Anche se il testo non contiene novità legislative, ma, come si premura di spiegare la Sala Stampa Vaticana, “propone modalità per una migliore applicazione della normativa vigente” esso si inquadra nella parte operativa della profonda riflessione in corso all’interno della Chiesa relativa alla sua presenza nella società attraverso diocesi e parrocchie e alla figura del prete. Non è un mistero che papa Francesco ritenga eccessivamente numerose le diocesi italiane e la loro dimensione e distribuzione territoriale troppo dipendente da ragioni storiche e troppo poco da motivazioni pastorali e organizzative.
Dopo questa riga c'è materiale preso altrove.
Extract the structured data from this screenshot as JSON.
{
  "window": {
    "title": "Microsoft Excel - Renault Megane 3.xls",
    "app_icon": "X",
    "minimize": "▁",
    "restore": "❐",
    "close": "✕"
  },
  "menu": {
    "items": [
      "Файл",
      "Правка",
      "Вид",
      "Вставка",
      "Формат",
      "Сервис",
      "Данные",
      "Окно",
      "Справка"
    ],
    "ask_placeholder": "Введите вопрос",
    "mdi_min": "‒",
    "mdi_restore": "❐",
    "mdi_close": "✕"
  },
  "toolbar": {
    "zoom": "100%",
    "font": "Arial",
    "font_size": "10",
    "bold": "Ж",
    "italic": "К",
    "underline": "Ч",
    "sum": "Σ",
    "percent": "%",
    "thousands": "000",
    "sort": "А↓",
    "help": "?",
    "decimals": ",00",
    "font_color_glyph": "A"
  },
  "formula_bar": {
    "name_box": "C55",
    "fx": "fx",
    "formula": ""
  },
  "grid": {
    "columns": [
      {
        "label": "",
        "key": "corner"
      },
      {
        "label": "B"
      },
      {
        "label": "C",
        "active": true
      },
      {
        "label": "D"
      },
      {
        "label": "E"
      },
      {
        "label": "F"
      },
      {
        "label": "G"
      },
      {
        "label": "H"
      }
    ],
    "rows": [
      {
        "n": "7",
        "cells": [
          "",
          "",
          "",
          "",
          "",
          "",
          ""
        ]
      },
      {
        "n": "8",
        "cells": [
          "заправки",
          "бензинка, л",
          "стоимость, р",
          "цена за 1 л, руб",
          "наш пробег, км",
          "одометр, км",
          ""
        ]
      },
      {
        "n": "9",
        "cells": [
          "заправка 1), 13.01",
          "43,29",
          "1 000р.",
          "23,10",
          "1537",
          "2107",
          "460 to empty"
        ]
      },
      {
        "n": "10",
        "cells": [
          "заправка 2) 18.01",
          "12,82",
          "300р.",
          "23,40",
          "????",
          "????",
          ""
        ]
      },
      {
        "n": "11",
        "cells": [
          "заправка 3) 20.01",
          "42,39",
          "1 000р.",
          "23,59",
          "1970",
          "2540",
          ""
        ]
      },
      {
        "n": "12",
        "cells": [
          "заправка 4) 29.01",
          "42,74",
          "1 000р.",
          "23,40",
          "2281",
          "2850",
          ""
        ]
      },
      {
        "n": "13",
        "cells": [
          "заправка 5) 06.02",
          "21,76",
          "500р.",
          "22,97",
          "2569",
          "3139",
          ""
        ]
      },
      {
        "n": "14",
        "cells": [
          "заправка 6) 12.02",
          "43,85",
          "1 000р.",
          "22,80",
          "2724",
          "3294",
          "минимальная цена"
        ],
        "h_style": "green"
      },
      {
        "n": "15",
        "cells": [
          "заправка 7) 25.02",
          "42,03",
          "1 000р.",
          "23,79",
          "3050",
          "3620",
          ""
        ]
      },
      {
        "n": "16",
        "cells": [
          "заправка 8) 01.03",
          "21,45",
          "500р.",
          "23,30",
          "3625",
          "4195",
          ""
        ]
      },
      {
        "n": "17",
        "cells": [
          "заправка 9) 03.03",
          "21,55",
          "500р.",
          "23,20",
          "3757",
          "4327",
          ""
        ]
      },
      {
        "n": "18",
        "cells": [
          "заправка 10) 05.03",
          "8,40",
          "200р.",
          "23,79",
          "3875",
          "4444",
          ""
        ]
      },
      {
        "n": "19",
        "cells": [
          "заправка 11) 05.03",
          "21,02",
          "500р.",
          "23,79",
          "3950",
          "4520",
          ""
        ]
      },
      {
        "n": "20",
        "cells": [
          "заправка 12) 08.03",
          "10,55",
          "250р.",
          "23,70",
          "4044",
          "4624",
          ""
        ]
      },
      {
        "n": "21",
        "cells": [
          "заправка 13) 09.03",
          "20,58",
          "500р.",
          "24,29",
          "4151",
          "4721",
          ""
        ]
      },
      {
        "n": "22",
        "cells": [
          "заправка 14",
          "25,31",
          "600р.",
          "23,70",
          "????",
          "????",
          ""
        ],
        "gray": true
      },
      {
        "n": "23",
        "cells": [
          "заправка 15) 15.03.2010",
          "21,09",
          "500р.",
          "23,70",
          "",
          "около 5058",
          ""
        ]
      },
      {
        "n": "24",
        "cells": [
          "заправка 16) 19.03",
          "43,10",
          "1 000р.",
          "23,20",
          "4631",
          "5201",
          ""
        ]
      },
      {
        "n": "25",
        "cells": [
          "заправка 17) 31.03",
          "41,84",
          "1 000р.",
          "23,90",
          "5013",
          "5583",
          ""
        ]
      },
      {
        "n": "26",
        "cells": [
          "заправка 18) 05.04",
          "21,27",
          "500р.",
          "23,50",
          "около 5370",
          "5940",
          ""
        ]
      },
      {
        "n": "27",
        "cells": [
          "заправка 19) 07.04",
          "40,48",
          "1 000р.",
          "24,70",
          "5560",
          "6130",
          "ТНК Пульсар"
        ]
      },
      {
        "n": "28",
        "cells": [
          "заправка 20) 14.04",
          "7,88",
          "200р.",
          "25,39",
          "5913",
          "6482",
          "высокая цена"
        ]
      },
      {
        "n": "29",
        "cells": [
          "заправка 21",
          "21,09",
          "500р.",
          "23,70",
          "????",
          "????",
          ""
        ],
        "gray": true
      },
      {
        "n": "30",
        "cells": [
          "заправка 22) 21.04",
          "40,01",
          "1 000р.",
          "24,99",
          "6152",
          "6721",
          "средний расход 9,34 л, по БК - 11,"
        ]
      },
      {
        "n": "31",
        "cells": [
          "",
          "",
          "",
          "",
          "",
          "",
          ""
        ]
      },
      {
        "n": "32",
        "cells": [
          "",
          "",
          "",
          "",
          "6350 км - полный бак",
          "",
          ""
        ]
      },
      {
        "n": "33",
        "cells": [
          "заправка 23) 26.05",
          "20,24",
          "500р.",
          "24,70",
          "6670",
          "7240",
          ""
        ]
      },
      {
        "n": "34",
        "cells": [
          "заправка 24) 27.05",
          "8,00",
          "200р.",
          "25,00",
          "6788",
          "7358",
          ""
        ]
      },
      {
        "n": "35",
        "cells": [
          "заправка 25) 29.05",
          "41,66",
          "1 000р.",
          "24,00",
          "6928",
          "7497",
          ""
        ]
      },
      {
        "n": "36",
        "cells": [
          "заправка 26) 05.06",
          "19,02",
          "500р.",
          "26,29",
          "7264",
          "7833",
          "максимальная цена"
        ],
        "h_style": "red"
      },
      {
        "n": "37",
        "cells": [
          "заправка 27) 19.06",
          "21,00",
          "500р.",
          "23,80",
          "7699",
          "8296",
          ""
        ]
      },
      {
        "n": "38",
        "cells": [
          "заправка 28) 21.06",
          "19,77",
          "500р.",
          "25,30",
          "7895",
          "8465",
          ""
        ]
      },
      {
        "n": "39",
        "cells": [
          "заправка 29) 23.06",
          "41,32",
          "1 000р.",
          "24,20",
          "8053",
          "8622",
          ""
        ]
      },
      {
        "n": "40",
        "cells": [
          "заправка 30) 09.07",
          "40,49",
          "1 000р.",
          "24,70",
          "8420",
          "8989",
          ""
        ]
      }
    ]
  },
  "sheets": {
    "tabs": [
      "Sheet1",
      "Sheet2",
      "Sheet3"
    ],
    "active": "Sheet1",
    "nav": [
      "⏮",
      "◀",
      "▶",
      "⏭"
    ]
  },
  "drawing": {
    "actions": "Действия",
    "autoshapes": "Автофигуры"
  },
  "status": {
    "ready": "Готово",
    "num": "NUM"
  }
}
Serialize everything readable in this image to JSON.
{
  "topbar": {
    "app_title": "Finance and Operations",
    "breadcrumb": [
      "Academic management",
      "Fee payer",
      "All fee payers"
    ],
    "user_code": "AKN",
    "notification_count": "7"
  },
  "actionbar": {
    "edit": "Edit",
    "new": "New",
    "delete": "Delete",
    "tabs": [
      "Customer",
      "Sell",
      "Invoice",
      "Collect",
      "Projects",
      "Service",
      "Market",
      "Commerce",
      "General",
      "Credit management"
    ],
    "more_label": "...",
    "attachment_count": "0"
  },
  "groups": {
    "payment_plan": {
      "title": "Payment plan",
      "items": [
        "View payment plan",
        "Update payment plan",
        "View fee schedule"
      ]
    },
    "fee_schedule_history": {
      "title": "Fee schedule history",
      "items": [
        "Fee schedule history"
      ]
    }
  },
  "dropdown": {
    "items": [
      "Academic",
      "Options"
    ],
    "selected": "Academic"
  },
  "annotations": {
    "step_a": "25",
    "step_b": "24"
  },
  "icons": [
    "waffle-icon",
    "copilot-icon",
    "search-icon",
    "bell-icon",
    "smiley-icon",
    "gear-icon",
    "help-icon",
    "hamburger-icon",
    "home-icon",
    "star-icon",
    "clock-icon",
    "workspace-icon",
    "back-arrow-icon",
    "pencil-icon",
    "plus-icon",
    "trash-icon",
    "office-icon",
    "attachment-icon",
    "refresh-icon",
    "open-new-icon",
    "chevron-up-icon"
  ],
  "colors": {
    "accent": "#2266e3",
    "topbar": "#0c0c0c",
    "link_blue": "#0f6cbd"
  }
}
Molte diocesi settentrionali contano centinaia di parrocchie e una popolazione di presbiteri che raggiunge il migliaio di unità; nell’Italia centrale l’eredità dell’organizzazione di governo dello Stato pontificio fa sì che l’estensione di alcune non superi le poche decine di parrocchie, anche dopo le recenti ristrutturazioni, in continuità con un’epoca nella quale a fianco della missione pastorale il vescovo svolgeva mansioni di natura civile. Né le grandi né le piccole diocesi sfuggono comunque ai problemi dell’invecchiamento e della riduzione numerica del clero, ai quali si è spesso fatto fronte con l’immissione nelle parrocchie di sacerdoti provenienti da aree geografiche lontane. La recente istruzione non propone elementi di innovazione normativa, l’occasione non lo consente. Si limita a indicare e a promuovere la valorizzazione del complesso di strumentazioni già oggi a disposizione di vescovi e parroci per aprire la gestione anche sacramentale della Chiesa all’attività dei laici, alleggerendo il peso che grava sulle spalle dei sacerdoti.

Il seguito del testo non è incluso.